Pour survivre sur notre planète, plusieurs atouts importants doivent être précieusement dorlotées de la même façon, car ils deviendront bientôt indispensables à notre survie.
L’eau propre est le premier de ces atouts à conserver. Il faut à tout prix éviter de polluer davantage celle qu’il nous reste. Ensuite, ce sont les habitats naturels restants que l’on doit protéger. Ces écosystèmes embrassent des milliers d’espèces d’insectes, d’animaux et de végétaux aux caractéristiques uniques. Qui sait lequel de ceux-ci cache la solution au cancer? On ne peut passer sous silence l’importance de conserver les arbres millénaires des forêts amazoniennes et des forêts anciennes de l’Ouest Américain, ce sont les poumons du monde. Au niveau planétaire, si on réduit la terre à la grosseur d’un ballon, notre atmosphère est aussi mince qu’une feuille de cellophane collée dessus. On ne peut plus gratter cette couche d’oxygène avec la rude action de brûler des combustibles fossiles.
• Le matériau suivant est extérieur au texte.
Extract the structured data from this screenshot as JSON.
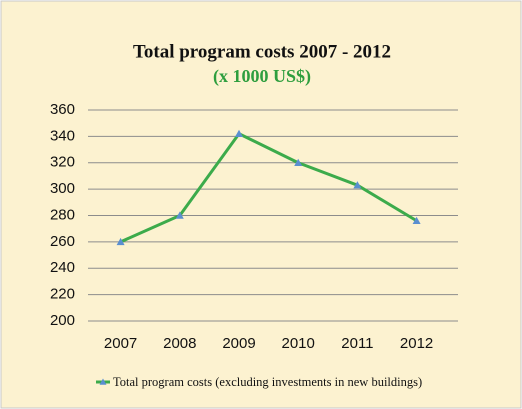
{
  "chart_data": {
    "type": "line",
    "title": "Total program costs 2007 - 2012",
    "subtitle": "(x 1000 US$)",
    "categories": [
      "2007",
      "2008",
      "2009",
      "2010",
      "2011",
      "2012"
    ],
    "series": [
      {
        "name": "Total program costs (excluding investments in new buildings)",
        "color": "#3cab4b",
        "marker_color": "#5a8fd0",
        "values": [
          260,
          280,
          342,
          320,
          303,
          276
        ]
      }
    ],
    "ylim": [
      200,
      360
    ],
    "yticks": [
      200,
      220,
      240,
      260,
      280,
      300,
      320,
      340,
      360
    ],
    "grid": true,
    "legend": "bottom"
  }
}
Cette simple analyse du modèle SÉRA démontre hors de tout doute que les décisions prises autour du globe font fausse route. Pour que l’humanité survive, il faut réécrire le manuel d’instructions pour le vaisseau spatial « Terre ». Comme le disait si bien le grand philosophe et visionnaire Richard Buckminster Fuller, on doit choisir entre l’utopie ou la mort. Soit qu’on répare la machine en amenant l’humanité au complet à un niveau de vie serein, soit que l’on crève tous en tentant de préserver le pouvoir des plus nantis.
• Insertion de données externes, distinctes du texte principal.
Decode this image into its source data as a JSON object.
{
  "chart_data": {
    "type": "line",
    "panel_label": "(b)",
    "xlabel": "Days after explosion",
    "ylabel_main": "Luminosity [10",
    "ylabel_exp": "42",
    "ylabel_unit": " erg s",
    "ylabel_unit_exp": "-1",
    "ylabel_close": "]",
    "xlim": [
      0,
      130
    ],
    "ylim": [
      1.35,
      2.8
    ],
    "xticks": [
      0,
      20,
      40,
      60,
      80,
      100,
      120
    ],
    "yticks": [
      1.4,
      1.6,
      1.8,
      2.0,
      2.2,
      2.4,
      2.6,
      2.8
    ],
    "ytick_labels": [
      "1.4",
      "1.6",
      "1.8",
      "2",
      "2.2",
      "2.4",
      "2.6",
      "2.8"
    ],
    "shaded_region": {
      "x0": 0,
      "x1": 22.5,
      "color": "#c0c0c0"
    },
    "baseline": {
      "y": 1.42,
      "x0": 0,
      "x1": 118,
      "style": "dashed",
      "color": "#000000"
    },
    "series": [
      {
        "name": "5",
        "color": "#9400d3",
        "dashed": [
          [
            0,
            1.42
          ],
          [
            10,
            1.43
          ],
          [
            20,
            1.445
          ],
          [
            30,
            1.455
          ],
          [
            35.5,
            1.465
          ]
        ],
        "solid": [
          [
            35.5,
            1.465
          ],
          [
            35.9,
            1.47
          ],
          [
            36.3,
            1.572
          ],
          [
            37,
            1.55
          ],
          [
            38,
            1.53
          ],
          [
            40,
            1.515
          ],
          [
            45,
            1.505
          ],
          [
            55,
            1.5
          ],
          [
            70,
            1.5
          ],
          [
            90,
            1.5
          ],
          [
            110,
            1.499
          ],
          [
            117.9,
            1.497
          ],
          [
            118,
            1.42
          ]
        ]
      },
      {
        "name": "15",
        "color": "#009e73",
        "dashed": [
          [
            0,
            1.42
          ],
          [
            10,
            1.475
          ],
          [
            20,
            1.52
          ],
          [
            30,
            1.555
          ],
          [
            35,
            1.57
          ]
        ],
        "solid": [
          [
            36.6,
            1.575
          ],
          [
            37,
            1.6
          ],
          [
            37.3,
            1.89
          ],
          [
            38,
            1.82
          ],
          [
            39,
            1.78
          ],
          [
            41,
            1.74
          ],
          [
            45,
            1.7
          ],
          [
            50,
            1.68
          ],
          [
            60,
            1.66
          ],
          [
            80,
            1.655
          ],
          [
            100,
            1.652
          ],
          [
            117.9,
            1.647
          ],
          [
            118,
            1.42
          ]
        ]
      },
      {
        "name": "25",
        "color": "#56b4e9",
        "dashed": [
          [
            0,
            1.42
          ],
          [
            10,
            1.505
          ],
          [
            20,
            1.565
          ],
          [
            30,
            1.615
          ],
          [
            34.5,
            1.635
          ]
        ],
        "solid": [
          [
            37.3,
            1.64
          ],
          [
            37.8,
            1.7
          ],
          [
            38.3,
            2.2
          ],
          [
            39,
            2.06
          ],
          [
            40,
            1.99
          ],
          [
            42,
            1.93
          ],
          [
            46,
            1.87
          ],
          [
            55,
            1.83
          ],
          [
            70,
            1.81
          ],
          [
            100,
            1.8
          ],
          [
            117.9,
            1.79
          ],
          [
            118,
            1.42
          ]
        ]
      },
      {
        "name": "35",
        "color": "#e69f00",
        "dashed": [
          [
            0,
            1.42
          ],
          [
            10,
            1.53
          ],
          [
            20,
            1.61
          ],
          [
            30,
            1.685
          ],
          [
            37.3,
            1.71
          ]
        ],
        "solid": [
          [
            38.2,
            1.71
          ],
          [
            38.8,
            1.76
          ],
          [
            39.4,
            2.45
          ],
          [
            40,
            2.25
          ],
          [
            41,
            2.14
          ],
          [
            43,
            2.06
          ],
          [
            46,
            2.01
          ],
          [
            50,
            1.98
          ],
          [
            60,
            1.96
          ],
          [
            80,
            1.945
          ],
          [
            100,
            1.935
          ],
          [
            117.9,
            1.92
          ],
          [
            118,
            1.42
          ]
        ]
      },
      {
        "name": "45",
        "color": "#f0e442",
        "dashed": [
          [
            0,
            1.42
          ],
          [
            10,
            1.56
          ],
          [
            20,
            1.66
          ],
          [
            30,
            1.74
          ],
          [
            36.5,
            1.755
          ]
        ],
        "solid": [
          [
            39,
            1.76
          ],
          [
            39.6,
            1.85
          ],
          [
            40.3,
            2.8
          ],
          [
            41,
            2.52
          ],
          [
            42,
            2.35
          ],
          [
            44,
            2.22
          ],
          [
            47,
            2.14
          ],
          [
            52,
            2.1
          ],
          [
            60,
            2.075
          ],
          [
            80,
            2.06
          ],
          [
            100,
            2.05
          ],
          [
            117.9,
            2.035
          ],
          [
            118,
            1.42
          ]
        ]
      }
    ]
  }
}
En survie en forêt, on préconise la technique de « l’essai bref ». Avant de s’engager définitivement dans une action longue et pénible, on l’expérimente un peu avant. Par exemple, pour choisir entre marcher dans la forêt ou descendre la rivière à la nage, une brève tentative des deux options peut apporter la réponse. Quand on se rend compte après une immersion de deux minutes que l’on est déjà gelé, on choisit la randonnée en forêt; quand on rencontre ronces et sol marécageux lors des cent mètres d’expérimentation en forêt, on peut préférer l’eau chaude de la rivière. Pour les décisions planétaires, il serait aussi temps d’entrevoir ainsi quelques nouvelles façons de faire en examinant toutes les options possibles.
Pour voir clair, tout comme en survie en forêt, il est utile de réduire le problème à sa plus simple expression, plus facilement compréhensible. Le mouvement du « Village de 100 personnes » devient fort utile à cet égard. Quand on réduit les chiffres proportionnellement, les résultats frappent éloquemment. Selon les statistiques, dans le village à 100 personnes, on retrouve 60 Asiatiques, 16 Africains, 10 Européens, 9 Sud-Américains et seulement 5 Nord-Américains. Parmi ceux-ci, 12 parlent chinois, 6 parlent espagnol, 5 parlent anglais et les autres parlent tous des langues différentes. Quatorze des cents personnes ne savent ni lire ni écrire. Vingt-deux se retrouvent sans abri. Au niveau de la santé, 22 personnes sur 100 sont obèses tandis que 11 ne mangent pas suffisamment pour maintenir leur énergie, et un triste individu est en train de mourir de faim. Neuf personnes sur 100 n’ont même pas d’eau propre à boire. Le pire, c’est que les 5 Nord-Américains se sont accaparé 600 000 $ du million de dollars disponible annuellement dans le village, tandis que 15 personnes tentent de survivre avec moins de 2 $ par jour.
Heureusement, avec le temps, les communications planétaires et la mondialisation d’aujourd’hui exposeront de plus en plus cette réalité. De nouveaux et jeunes dirigeants inquiets se soucieront du futur et apporteront des changements. Espérons qu’il ne soit pas trop tard. La survie de l’humanité en dépend.